Sep 042012
 

Cast your minds back – if you can – to the days when the web was a jumble of random pages.

‘Web surfing’ consisted, quite literally, of somehow finding a website and then clicking through links to other sites as the mood took you. Yes, really. That really was all you could do. Eventually Yahoo! came along to put sites into directories. But it wasn’t really until Google came along that the ‘long tail’ of the the web started to be uncovered. Today it’s 1994 all over again, at least in the world of mobile apps. Despite startups like Zwapp, Appsfire, Yappler, Apptizr, Appolicious and the rest trying their best to surface the long tail of mobile apps, the iTunes store, Google Play and Widows Market remain a chaotic jumble. I’m sure we are all familiar with the experience of literally surfing stores to find what app we want.

It’s in that context that startups are often to build search engines for the app world. Thus it was that app search engine Chomp got acquired by Apple.

Last week a few old Chomp features made their way into the new iOS 6 App Store application. However Apple’s system for organizing applications remains more or less intact (although this is admittedly pre-release software). So the question has to be asked, has Apple missed a trick?

Indeed, many wonder if app search engines are really the best approach. That at least is the contention of Zoe Adamovicz, Matthaus Krzykowski and Marcin Rudolf, the founders of Berlin-basedXyologic.

And they have the language to match their claims.

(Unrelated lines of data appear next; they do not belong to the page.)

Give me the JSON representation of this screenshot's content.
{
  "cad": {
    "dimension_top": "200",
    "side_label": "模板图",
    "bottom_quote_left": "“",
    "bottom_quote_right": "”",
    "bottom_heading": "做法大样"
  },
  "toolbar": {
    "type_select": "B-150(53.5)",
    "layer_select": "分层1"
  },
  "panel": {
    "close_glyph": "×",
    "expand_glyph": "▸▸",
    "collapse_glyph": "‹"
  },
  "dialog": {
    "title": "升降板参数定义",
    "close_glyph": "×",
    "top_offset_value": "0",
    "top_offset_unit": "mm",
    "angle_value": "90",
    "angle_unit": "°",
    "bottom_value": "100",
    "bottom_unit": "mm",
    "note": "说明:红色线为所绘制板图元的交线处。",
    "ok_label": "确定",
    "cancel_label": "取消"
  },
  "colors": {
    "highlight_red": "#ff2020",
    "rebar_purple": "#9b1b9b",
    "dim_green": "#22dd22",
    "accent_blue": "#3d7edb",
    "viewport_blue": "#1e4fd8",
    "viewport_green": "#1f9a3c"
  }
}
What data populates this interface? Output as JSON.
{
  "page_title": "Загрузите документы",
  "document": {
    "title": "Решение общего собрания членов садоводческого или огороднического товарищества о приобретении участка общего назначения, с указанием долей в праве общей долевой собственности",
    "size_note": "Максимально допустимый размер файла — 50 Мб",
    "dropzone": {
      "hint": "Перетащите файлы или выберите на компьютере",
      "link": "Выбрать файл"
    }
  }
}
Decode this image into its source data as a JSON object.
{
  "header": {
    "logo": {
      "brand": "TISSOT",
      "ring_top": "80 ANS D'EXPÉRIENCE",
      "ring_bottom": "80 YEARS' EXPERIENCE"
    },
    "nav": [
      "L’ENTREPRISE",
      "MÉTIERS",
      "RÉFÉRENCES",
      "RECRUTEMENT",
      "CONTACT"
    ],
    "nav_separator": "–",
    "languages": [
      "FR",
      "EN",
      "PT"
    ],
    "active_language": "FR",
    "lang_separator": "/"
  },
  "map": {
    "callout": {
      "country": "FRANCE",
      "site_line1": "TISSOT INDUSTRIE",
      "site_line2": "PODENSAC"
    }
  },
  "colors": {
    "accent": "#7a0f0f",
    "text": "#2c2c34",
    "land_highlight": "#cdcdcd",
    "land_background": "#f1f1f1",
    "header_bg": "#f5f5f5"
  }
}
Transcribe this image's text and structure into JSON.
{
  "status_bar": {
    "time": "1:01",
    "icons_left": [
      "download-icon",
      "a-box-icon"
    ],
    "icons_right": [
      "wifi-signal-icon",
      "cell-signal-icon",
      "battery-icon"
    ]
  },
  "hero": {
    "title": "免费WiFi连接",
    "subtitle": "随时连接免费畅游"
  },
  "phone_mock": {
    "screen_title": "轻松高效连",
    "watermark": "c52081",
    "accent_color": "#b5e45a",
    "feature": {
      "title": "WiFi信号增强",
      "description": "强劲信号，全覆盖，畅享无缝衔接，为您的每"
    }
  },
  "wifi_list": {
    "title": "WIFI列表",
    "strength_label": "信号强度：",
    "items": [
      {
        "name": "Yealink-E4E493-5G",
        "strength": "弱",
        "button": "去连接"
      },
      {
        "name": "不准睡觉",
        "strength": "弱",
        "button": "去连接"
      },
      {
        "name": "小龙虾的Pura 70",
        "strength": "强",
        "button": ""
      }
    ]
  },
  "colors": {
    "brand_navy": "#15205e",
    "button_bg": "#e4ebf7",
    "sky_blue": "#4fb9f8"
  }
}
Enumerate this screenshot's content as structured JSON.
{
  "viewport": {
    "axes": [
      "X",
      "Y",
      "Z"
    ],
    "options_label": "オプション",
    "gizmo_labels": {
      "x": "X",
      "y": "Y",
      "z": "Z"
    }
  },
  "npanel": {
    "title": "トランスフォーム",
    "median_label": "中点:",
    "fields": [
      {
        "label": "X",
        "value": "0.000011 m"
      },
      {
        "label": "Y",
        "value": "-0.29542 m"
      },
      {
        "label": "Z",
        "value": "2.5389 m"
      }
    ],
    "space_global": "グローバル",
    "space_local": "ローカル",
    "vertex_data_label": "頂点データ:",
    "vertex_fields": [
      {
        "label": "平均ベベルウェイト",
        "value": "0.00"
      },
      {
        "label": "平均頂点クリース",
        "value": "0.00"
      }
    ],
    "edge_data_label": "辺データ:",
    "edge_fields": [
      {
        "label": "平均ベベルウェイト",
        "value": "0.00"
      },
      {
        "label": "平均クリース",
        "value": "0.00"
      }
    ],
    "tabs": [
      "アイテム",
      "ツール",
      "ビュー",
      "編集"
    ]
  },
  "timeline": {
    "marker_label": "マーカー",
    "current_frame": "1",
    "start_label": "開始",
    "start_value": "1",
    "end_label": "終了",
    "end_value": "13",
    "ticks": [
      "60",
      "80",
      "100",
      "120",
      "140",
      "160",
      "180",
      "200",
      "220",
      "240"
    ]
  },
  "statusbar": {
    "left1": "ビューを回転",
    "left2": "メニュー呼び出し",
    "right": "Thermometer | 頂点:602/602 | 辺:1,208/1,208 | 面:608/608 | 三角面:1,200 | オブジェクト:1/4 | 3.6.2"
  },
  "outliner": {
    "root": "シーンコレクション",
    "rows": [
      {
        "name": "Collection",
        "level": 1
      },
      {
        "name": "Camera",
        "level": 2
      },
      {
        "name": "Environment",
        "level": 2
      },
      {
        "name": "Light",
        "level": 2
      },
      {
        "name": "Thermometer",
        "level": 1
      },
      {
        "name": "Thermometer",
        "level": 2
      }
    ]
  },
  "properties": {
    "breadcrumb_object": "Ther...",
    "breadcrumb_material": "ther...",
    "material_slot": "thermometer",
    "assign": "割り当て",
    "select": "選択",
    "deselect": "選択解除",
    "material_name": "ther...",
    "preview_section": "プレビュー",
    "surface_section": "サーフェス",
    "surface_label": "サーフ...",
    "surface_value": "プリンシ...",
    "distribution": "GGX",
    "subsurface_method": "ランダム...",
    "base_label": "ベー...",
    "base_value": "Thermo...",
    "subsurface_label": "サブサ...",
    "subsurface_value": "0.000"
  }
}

“Search, as a concept, is obsolete,” says Adamovicz, sitting on a table in a office with a direct view of the Reichstag (pictured).

“Classic search engines assume that the user expresses their intent with a search query. But that’s not the future. The future is applications being built into every device imaginable. Every car, lamppost, doorknob, you name it. But somehow making sense of all that stuff needs to delivered to people. It’s like Alice in Wonderland – we are now down the rabbit hole into a new world. Search engines assume you are looking for information, but the explosion of the app economy is changing all this,” she says.

Oh really? But before we get into that, let’s take a step back and assess whether Xyologic’s claims stand up.